No extremo do espaço, uma estante em serralheria de aço sustenta a sala de TV. A iluminação embutida na parte posterior desenha um halo que valoriza a coleção de arte — peças de Raul Mourão, Alexander Calder e outros artistas. À noite, apenas a estante permanece acesa, transformando esta área numa galeria particular.

O lavabo, integrado de forma quase invisível entre os painéis, aposta em paredes revestidas a tecido e numa cuba escultórica em travertino cinza. A luz indireta acentua texturas e envolve a obra de Nelson Leirner que ali se destaca.
Um pilar estrutural, generoso e inevitável, foi assumido como elemento expressivo, mantido em betão aparente. Para o integrar, o sofá foi desenhado por medida, em módulos que se articulam na organização das áreas de estar e TV.
A curadoria do mobiliário é contida, mas contundente: a poltrona Paulistano, de Paulo Mendes da Rocha; os bancos Bolinha, de Isabelle de Mari; e uma mesa de centro em madeira do acervo do proprietário. Ao fundo, uma escultura de Beto Gatti instiga o olhar, tensionando as fronteiras entre o real e o virtual.


Na outra extremidade da zona social, cozinha e sala de jantar conversam com harmonia. A cozinha contém eletrodomésticos embutidos e portas mimetizadas que prolongam o painel de madeira. Os puxadores em latão surgem como pequenas joias industriais. A bancada e a ilha central são em mármore Paraná, que combina leveza cromática e robustez. A ilha, ponto de encontro natural da casa, serve tanto refeições rápidas quanto conversas demoradas.


A sala de jantar apresenta a mesa Round, da Folio Living, acompanhada pelas cadeiras Curva, de Zanini de Zanine. Um pendente linear reforça a horizontalidade do espaço, iluminando a tela colorida de Daniel Mullen que cria tensão cromática com a base neutra.
A subida para o mezanino é marcada por um ritmo vertical em placas de madeira, que funcionam também como brises e filtram a luz. À sua frente, um totem assinado por Philippe Starck sustenta a monumental edição SUMO, de Helmut Newton — verdadeira escultura editorial que afirma o olhar colecionador do morador.


No piso superior, a suíte evoca a sofisticação discreta de um boutique hotel.
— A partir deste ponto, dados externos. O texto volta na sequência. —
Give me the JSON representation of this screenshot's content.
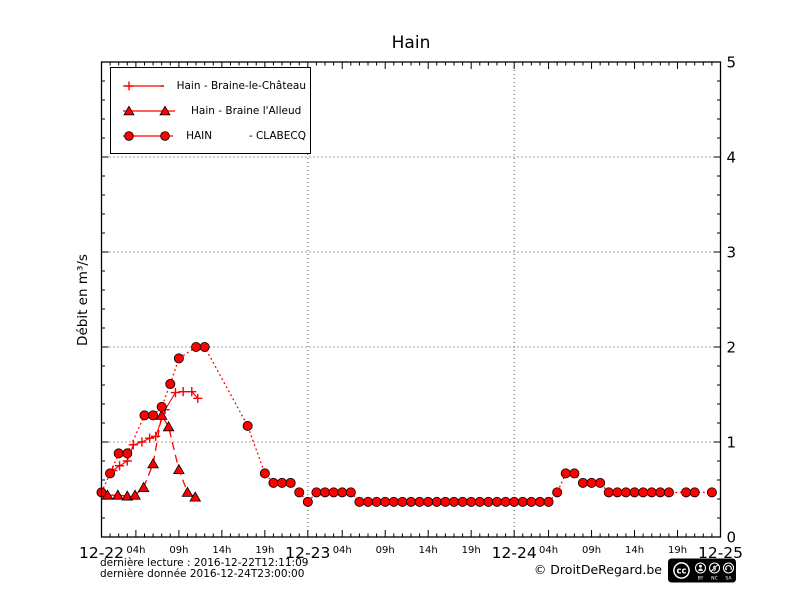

O pavimento em carvalho contrasta com as paredes cinza suave. A cabeceira grafite, com efeito flutuante, integra mesas laterais e desenha continuidade. A roupa de cama em branco e off-white acrescenta leveza; o tapete natural confere aconchego.



Um painel estrategicamente colocado redefine o acesso à casa de banho, que apresenta um layout simétrico, uma bancada em Carrara, iluminação difusa por lona tensionada e um duche inundado de luz natural filtrada. O closet aberto, em estrutura metálica grafite, é leve, funcional e desenhado para organizar sem pesar. No piso inferior, existem ainda dois quartos de hóspedes, acessíveis através de portas mimetizadas

O duplex materializa o modo de vida do seu proprietário: um homem moderno, essencialista, colecionador, que vive entre duas cidades e encontrou aqui um raro ponto de equilíbrio entre o urbano e o íntimo.